In my group at Cisco we call it OpsEng. They work with Engineering so that the code that ships is more consistent with operational expectations. We have the regular ops teams as well who are in the trenches.

But unlike the distinction between electrical engineers and electricians, there isn't a consistent gap between the two groups. OpsEng / architecture contributors have greater seniority and typically have a stronger CS background, but the expectation is that a lot of the "training" to transition to the more senior design role is years of experience doing the work. The more apt simile in my eyes is that of apprenticeship: all SysAdmins should aspire to the "DevOps" state, but they get there by learning the trade from the ground up.

PS: Captchas are lame.

I'd love to see things in System Administration and Programming similar to what I learned in Mechanical Engineering. Factor of Safety, Engineer in Training, Professional Engineer's stamp, standard tests, failure modes.

I imagine Sysadmin right now is at the same point Civil Engineers were when they started building bridges out of iron instead of stone and wood.

The model is there in Civil Engineering. How do we apply it to computer systems?

Maybe we need to make a video about this one !

It seems that back in the day, we used to call these people Systems Programmers; largely because we expected more from them than simply being a technician. But that term eventually fell from favor (perhaps because there was little systems programming going on anymore) and was replaced by system administrator. This DevOps movement seems to me to be a return to, essentially, what systems programming was; a deeper and simultaneously higher-level understanding of what system administration is all about, in contrast to knowledge about a specific operating system, tool, or application.

Maybe the model doesn't need to come from another field, but from the computing field of the past (which, in some ways *is* another field, but that's sort of an artificial distinction). I've often maintained that we can learn a lot by looking backwards in time, but in the computer industry, no one seems motivated to do that.

Incidentally, when I joined Google as an SRE, it most reminded me of being a systems programmer, versus what I had come to view a system administrator.

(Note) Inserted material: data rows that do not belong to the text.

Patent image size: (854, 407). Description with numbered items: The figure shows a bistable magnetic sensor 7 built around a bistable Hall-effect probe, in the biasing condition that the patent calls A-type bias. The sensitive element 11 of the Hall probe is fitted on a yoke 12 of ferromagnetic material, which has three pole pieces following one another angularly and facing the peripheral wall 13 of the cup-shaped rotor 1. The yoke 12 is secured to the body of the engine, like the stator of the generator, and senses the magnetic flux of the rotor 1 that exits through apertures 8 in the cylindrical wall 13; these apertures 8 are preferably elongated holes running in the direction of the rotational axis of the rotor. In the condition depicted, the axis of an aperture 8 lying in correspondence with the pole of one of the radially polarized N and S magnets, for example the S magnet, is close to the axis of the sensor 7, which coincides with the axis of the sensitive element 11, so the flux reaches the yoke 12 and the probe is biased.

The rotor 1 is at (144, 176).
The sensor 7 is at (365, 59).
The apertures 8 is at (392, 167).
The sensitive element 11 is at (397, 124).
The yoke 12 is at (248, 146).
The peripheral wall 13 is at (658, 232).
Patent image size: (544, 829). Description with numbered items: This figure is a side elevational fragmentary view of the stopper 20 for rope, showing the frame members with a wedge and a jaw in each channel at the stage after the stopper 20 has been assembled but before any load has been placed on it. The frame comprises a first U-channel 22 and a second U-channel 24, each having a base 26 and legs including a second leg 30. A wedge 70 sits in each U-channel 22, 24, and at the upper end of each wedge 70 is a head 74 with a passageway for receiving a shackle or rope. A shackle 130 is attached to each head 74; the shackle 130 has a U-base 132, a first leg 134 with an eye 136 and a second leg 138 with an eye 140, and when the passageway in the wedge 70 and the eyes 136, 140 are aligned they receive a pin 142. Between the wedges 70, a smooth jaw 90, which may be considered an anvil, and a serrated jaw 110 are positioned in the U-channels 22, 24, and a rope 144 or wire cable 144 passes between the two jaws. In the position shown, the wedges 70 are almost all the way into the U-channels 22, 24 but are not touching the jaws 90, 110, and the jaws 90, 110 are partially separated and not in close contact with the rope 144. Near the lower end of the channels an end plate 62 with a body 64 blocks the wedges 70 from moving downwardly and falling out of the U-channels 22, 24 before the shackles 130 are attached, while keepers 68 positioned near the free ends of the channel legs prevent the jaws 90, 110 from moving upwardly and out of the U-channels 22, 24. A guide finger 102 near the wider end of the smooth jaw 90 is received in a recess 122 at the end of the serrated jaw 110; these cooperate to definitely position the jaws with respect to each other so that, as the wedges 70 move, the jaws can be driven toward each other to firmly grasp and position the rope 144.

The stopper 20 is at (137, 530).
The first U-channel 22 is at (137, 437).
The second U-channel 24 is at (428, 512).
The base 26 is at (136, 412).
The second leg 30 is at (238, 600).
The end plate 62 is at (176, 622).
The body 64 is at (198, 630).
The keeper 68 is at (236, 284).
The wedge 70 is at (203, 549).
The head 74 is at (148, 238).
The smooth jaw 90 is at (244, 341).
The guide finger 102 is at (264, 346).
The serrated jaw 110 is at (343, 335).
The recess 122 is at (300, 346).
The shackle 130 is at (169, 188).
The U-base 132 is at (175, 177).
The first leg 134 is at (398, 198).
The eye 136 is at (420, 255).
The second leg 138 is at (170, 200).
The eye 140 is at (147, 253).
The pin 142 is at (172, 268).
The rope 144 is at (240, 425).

By any odd chance - and this seemed the best post to ask this question at - would you know of anyone doing 'ITIL _v3_ for SysAdmin'? (which doesn't answer http requests - you need to add the www. Oy.)'s Visible Ops stuff is based off of ITIL v2 and there've been some significant architectural changes between 2 and 3.
I mailed them a while ago asking if they were intending to re-baseline and never got an answer back...

I need to real the ITIL books some day. It sounds good, but I hear horror stories like ISO 9000 in the 1990s... companies loose sight of the spirit and follow the letter.